Hi, I’ve recently been admitted off of the waitlist at Notre Dame. I am now deciding between Notre Dame and Michigan. I am into LSA for both but want to internal transfer into a business school. Would there be a difference in the process or chances for Ross or Mendoza? This business aspect has a huge impact on my decision as the schools or rather similar otherwise except size.
@wonderingwolf7 The internal transfer application process is competitive, both at Ross and at Mendoza. As “business aspect has a huge impact on my decision”, have you been directly admitted into another undergraduate business program, if this is what you would like to study? Both Michigan and Notre Dame might or might not provide you this path.
Thank you for your response! I have been admitted to other business programs like Fisher, Cox, and Wisconsin school of business. However, I feel my best fit would be at Notre Dame or Michigan so business doesn’t totally rule my decision I guess. What I am wondering is if there is any differences between the two for Michigan and Notre Dame business path?
If you scroll to the bottom of the page, you’ll see that during the last Ross transfer cycle, there were 241 applicants and 124 admissions. So, a 51% acceptance rate.
https://michiganross.umich.edu/undergraduate/bba/admissions/UM-applicants
@wonderingwolf7 You are welcome. This is the respective information for Mendoza, no absolute numbers as for Ross, yet the wording speaks for itself and the process is equally competitive:
“A small number of students who were not preapproved to major in business will be selected to matriculate into Mendoza through a transfer application process.
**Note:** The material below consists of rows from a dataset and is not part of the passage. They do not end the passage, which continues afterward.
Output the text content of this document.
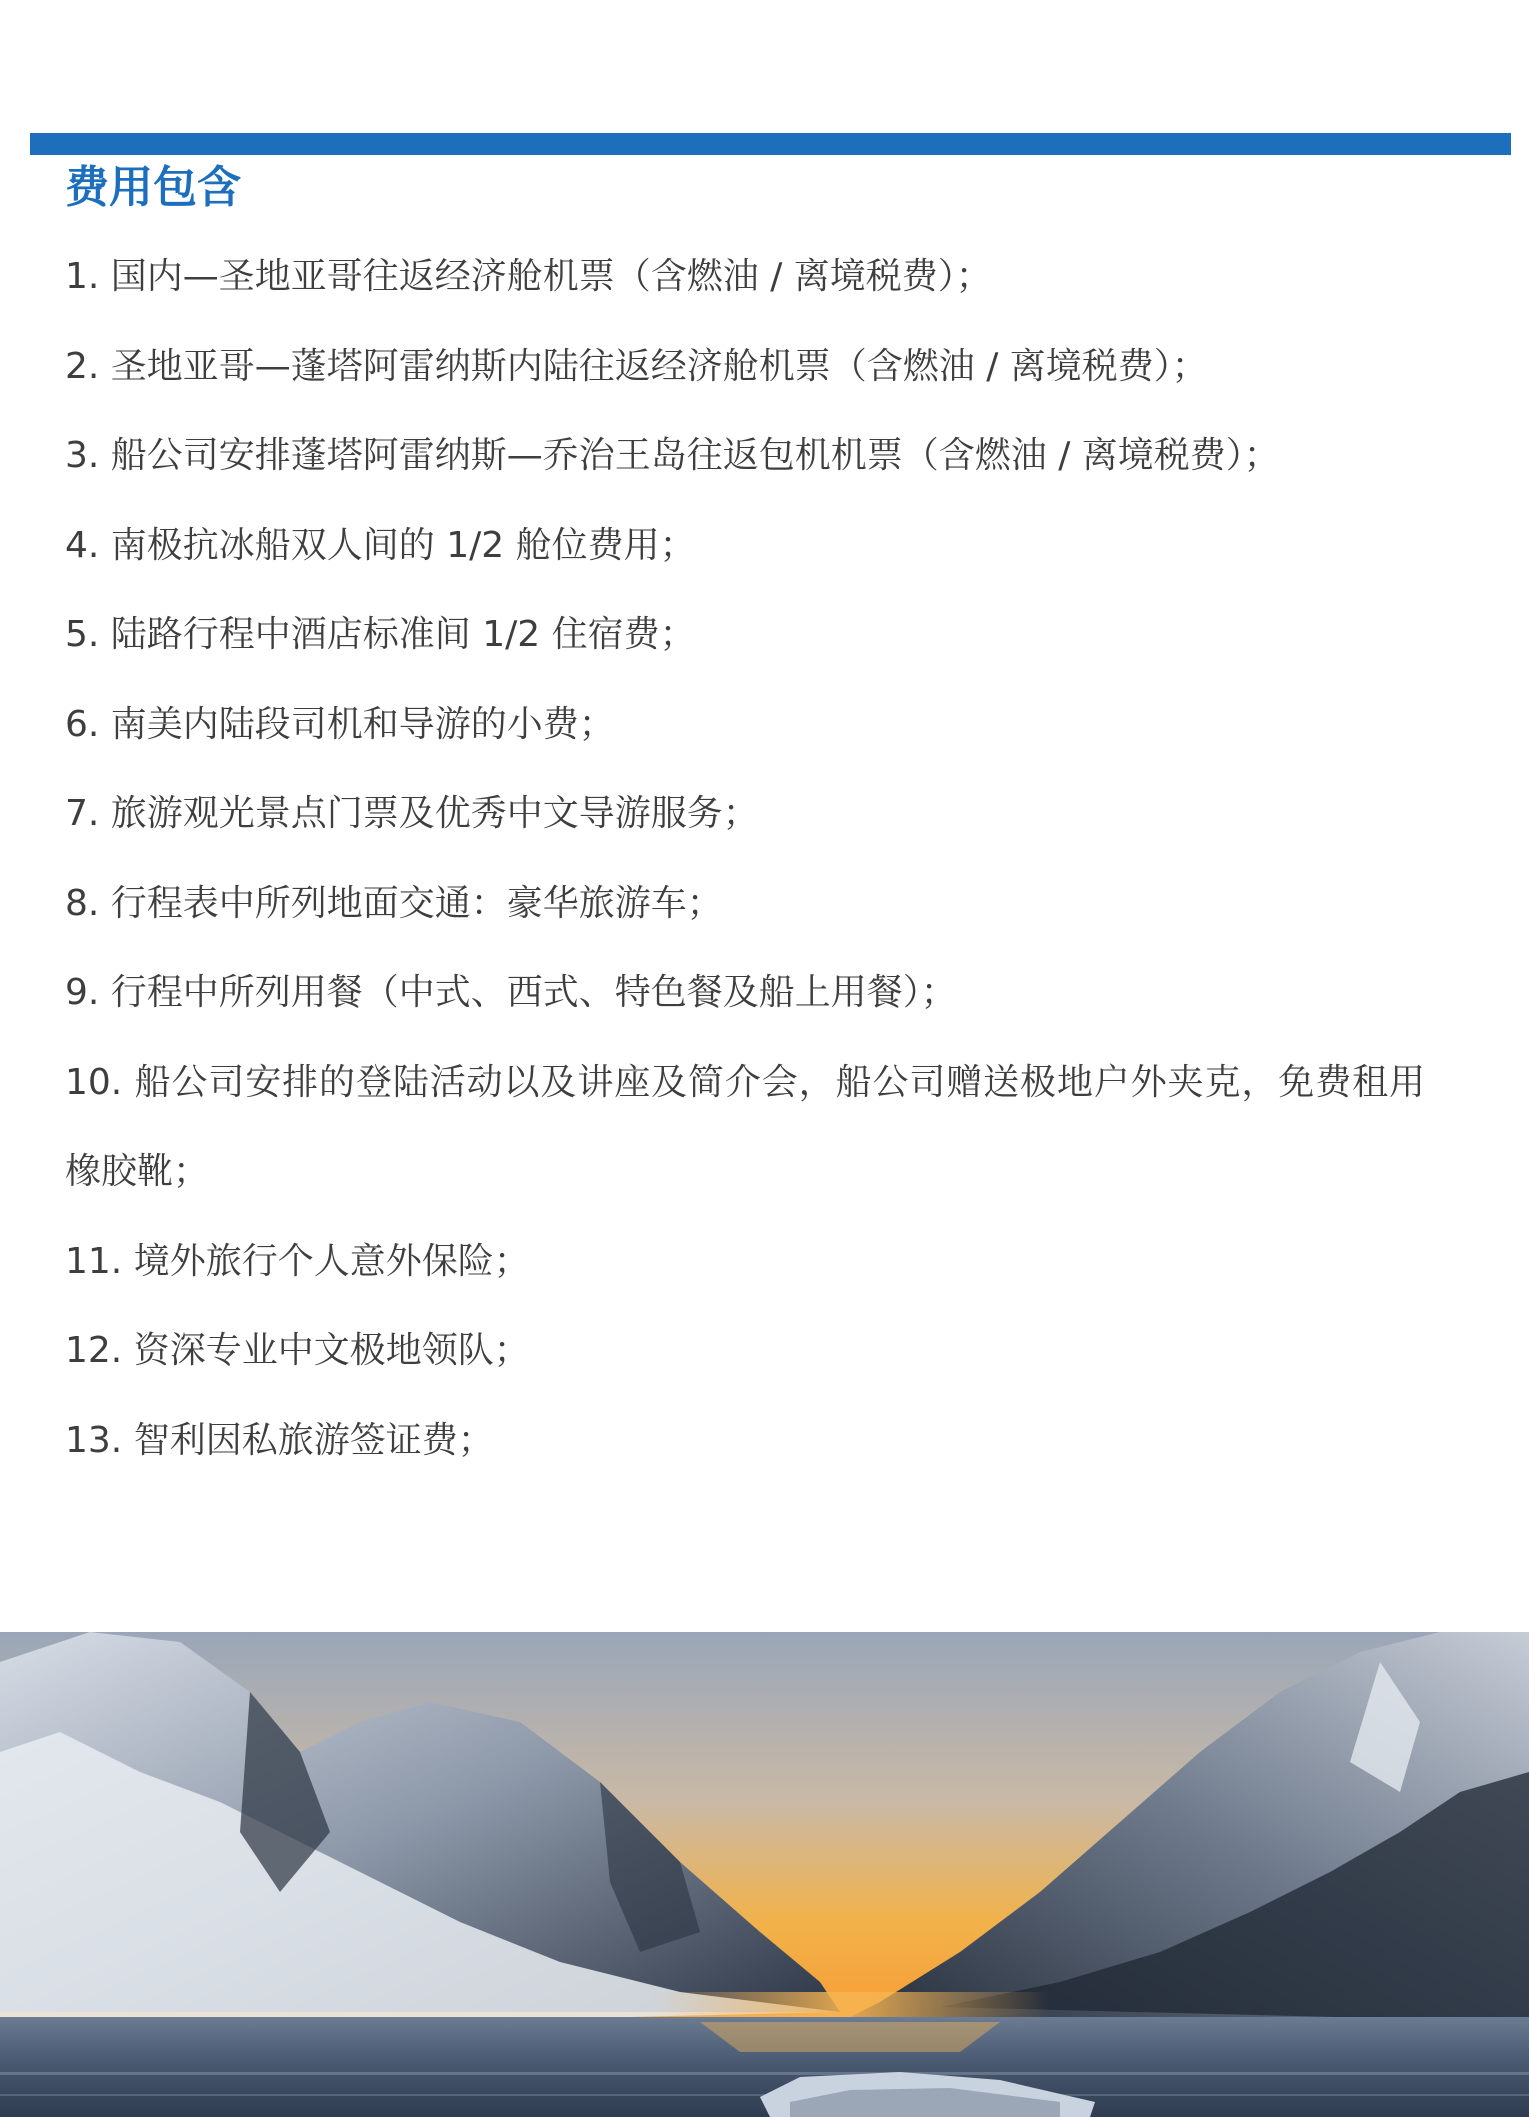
费用包含
1. 国内—圣地亚哥往返经济舱机票（含燃油 / 离境税费）；
2. 圣地亚哥—蓬塔阿雷纳斯内陆往返经济舱机票（含燃油 / 离境税费）；
3. 船公司安排蓬塔阿雷纳斯—乔治王岛往返包机机票（含燃油 / 离境税费）；
4. 南极抗冰船双人间的 1/2 舱位费用；
5. 陆路行程中酒店标准间 1/2 住宿费；
6. 南美内陆段司机和导游的小费；
7. 旅游观光景点门票及优秀中文导游服务；
8. 行程表中所列地面交通：豪华旅游车；
9. 行程中所列用餐（中式、西式、特色餐及船上用餐）；
10. 船公司安排的登陆活动以及讲座及简介会，船公司赠送极地户外夹克，免费租用橡胶靴；
11. 境外旅行个人意外保险；
12. 资深专业中文极地领队；
13. 智利因私旅游签证费；
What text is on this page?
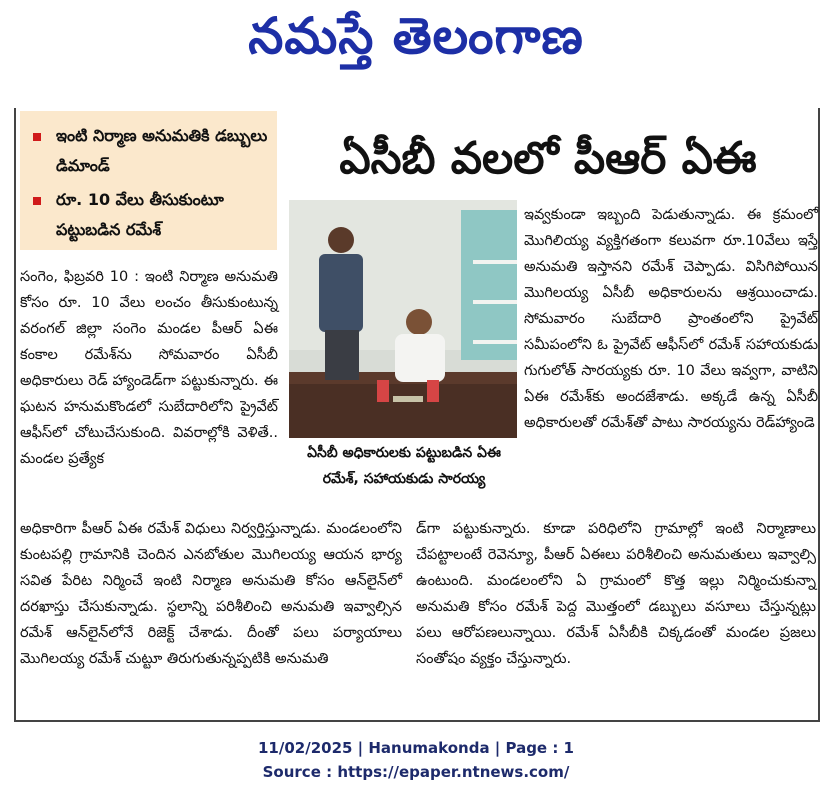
నమస్తే తెలంగాణ
ఇంటి నిర్మాణ అనుమతికి డబ్బులు డిమాండ్
రూ. 10 వేలు తీసుకుంటూ పట్టుబడిన రమేశ్
ఏసీబీ వలలో పీఆర్ ఏఈ
సంగెం, ఫిబ్రవరి 10 : ఇంటి నిర్మాణ అనుమతి కోసం రూ. 10 వేలు లంచం తీసుకుంటున్న వరంగల్ జిల్లా సంగెం మండల పీఆర్ ఏఈ కంకాల రమేశ్‌ను సోమవారం ఏసీబీ అధికారులు రెడ్ హ్యాండెడ్‌గా పట్టుకున్నారు. ఈ ఘటన హనుమకొండలో సుబేదారిలోని ప్రైవేట్ ఆఫీస్‌లో చోటుచేసుకుంది. వివరాల్లోకి వెళితే.. మండల ప్రత్యేక	ఏసీబీ అధికారులకు పట్టుబడిన ఏఈ రమేశ్, సహాయకుడు సారయ్య
ఇవ్వకుండా ఇబ్బంది పెడుతున్నాడు. ఈ క్రమంలో మొగిలియ్య వ్యక్తిగతంగా కలువగా రూ.10వేలు ఇస్తే అనుమతి ఇస్తానని రమేశ్ చెప్పాడు. విసిగిపోయిన మొగిలయ్య ఏసీబీ అధికారులను ఆశ్రయించాడు. సోమవారం సుబేదారి ప్రాంతంలోని ప్రైవేట్ సమీపంలోని ఓ ప్రైవేట్ ఆఫీస్‌లో రమేశ్ సహాయకుడు గుగులోత్ సారయ్యకు రూ. 10 వేలు ఇవ్వగా, వాటిని ఏఈ రమేశ్‌కు అందజేశాడు. అక్కడే ఉన్న ఏసీబీ అధికారులతో రమేశ్‌తో పాటు సారయ్యను రెడ్‌హ్యాండె
అధికారిగా పీఆర్ ఏఈ రమేశ్ విధులు నిర్వర్తిస్తున్నాడు. మండలంలోని కుంటపల్లి గ్రామానికి చెందిన ఎనబోతుల మొగిలయ్య ఆయన భార్య సవిత పేరిట నిర్మించే ఇంటి నిర్మాణ అనుమతి కోసం ఆన్‌లైన్‌లో దరఖాస్తు చేసుకున్నాడు. స్థలాన్ని పరిశీలించి అనుమతి ఇవ్వాల్సిన రమేశ్ ఆన్‌లైన్‌లోనే రిజెక్ట్ చేశాడు. దీంతో పలు పర్యాయాలు మొగిలయ్య రమేశ్ చుట్టూ తిరుగుతున్నప్పటికి అనుమతి
డ్‌గా పట్టుకున్నారు. కూడా పరిధిలోని గ్రామాల్లో ఇంటి నిర్మాణాలు చేపట్టాలంటే రెవెన్యూ, పీఆర్ ఏఈలు పరిశీలించి అనుమతులు ఇవ్వాల్సి ఉంటుంది. మండలంలోని ఏ గ్రామంలో కొత్త ఇల్లు నిర్మించుకున్నా అనుమతి కోసం రమేశ్ పెద్ద మొత్తంలో డబ్బులు వసూలు చేస్తున్నట్లు పలు ఆరోపణలున్నాయి. రమేశ్ ఏసీబీకి చిక్కడంతో మండల ప్రజలు సంతోషం వ్యక్తం చేస్తున్నారు.
11/02/2025 | Hanumakonda | Page : 1
Source : https://epaper.ntnews.com/
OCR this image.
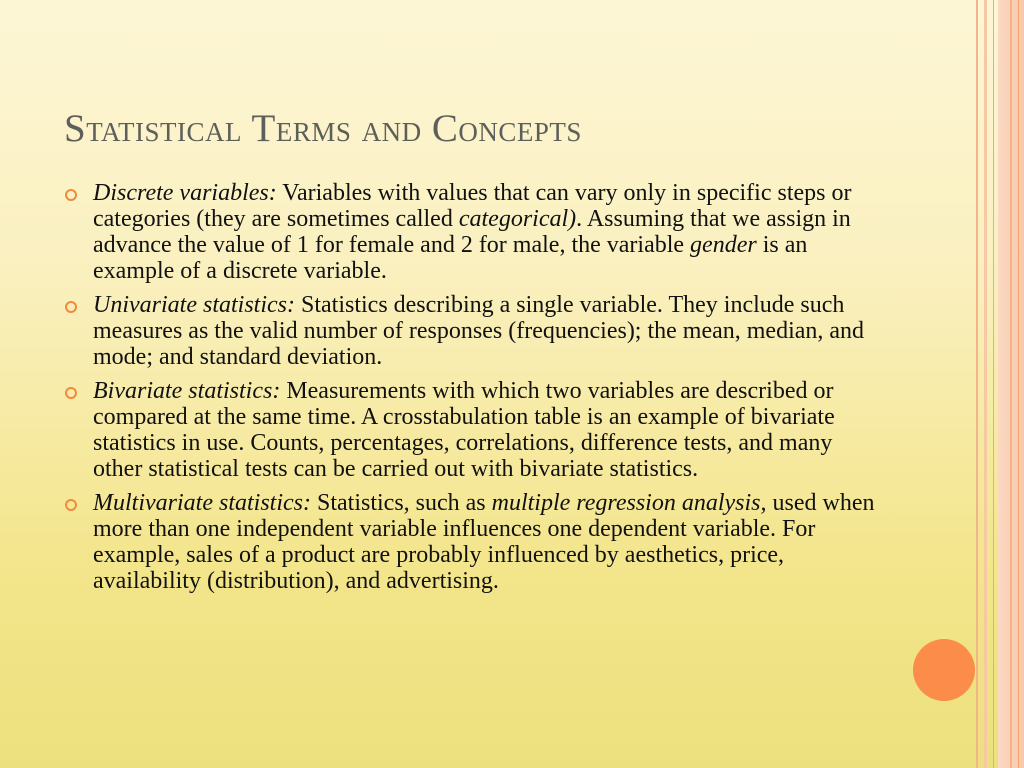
Statistical Terms and Concepts
Discrete variables: Variables with values that can vary only in specific steps or categories (they are sometimes called categorical). Assuming that we assign in advance the value of 1 for female and 2 for male, the variable gender is an example of a discrete variable.
Univariate statistics: Statistics describing a single variable. They include such measures as the valid number of responses (frequencies); the mean, median, and mode; and standard deviation.
Bivariate statistics: Measurements with which two variables are described or compared at the same time. A crosstabulation table is an example of bivariate statistics in use. Counts, percentages, correlations, difference tests, and many other statistical tests can be carried out with bivariate statistics.
Multivariate statistics: Statistics, such as multiple regression analysis, used when more than one independent variable influences one dependent variable. For example, sales of a product are probably influenced by aesthetics, price, availability (distribution), and advertising.
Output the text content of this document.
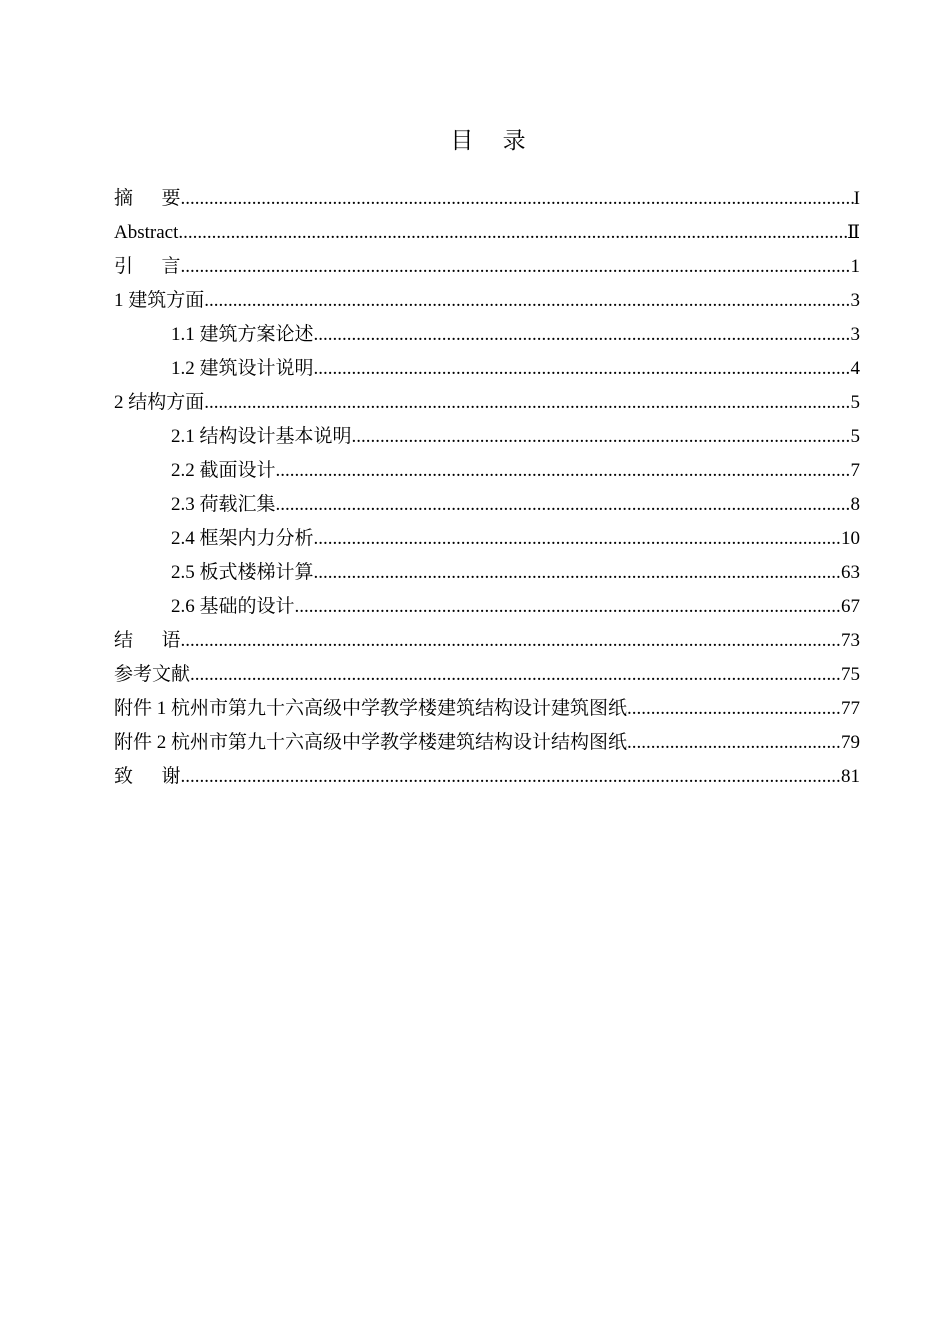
目    录
摘      要 .....	I
Abstract .....	Ⅱ
引      言 .....	1
1 建筑方面 .....	3
1.1 建筑方案论述 .....	3
1.2 建筑设计说明 .....	4
2 结构方面 .....	5
2.1 结构设计基本说明 .....	5
2.2 截面设计 .....	7
2.3 荷载汇集 .....	8
2.4 框架内力分析 .....	10
2.5 板式楼梯计算 .....	63
2.6 基础的设计 .....	67
结      语 .....	73
参考文献 .....	75
附件 1 杭州市第九十六高级中学教学楼建筑结构设计建筑图纸 .....	77
附件 2 杭州市第九十六高级中学教学楼建筑结构设计结构图纸 .....	79
致      谢 .....	81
This number will include both first-year students currently enrolled at Notre Dame and some students applying to Notre Dame as transfer applicants from other universities. The number of openings will be managed to ensure the University achieves the desired enrollment goal per class for Mendoza.”
https://admissions.nd.edu/mendoza/
If you are certain you would like to study business as pre-professional undergraduate and have been directly admitted at one of the programs you mention - frankly, this is where you should be going. If you are more ambivalent in regards to your plan of studies, which would be different to your original post above, both Notre Dame and Michigan will be fine choices with possible, yet by far not certain, internal transfer options. Best of luck and success!
This is the third post you have with the same question. It is against the terms of service of CC to have duplicate posts.
“If you are certain you would like to study business as pre-professional undergraduate and have been directly admitted at one of the programs you mention - frankly, this is where you should be going”
I disagree. Many graduates enter the business world without degrees from business schools. Most elite universities don’t even offer business degrees. The more prestigious the school, the better odds of landing that all important first job.
I agree with @rjkofnovi . Lots of kids enter the business world without a business degree. I graduated from LSA at Michigan and then three years later went and got an MBA.
Cost being equal, pick Michigan. Great experience and terrific academics.
If you to Michigan or Notre Dame and don’t get into the business school, what’s the worst case scenario? That you major in economics and pick up some business classes on the side? That is probably equally good training as business school for many business careers. And probably won’t affect you in the slightest if you decide to pursue graduate studies like an MBA. And if you are looking to work in finance or anything quantitative then an econ degree is probably better training. On the other hand, if you want something specific like accounting or marketing then you had better make that your major.
I would also guess that the alumni networks from Michigan and Notre Dame are better than for any of the other schools you mentioned.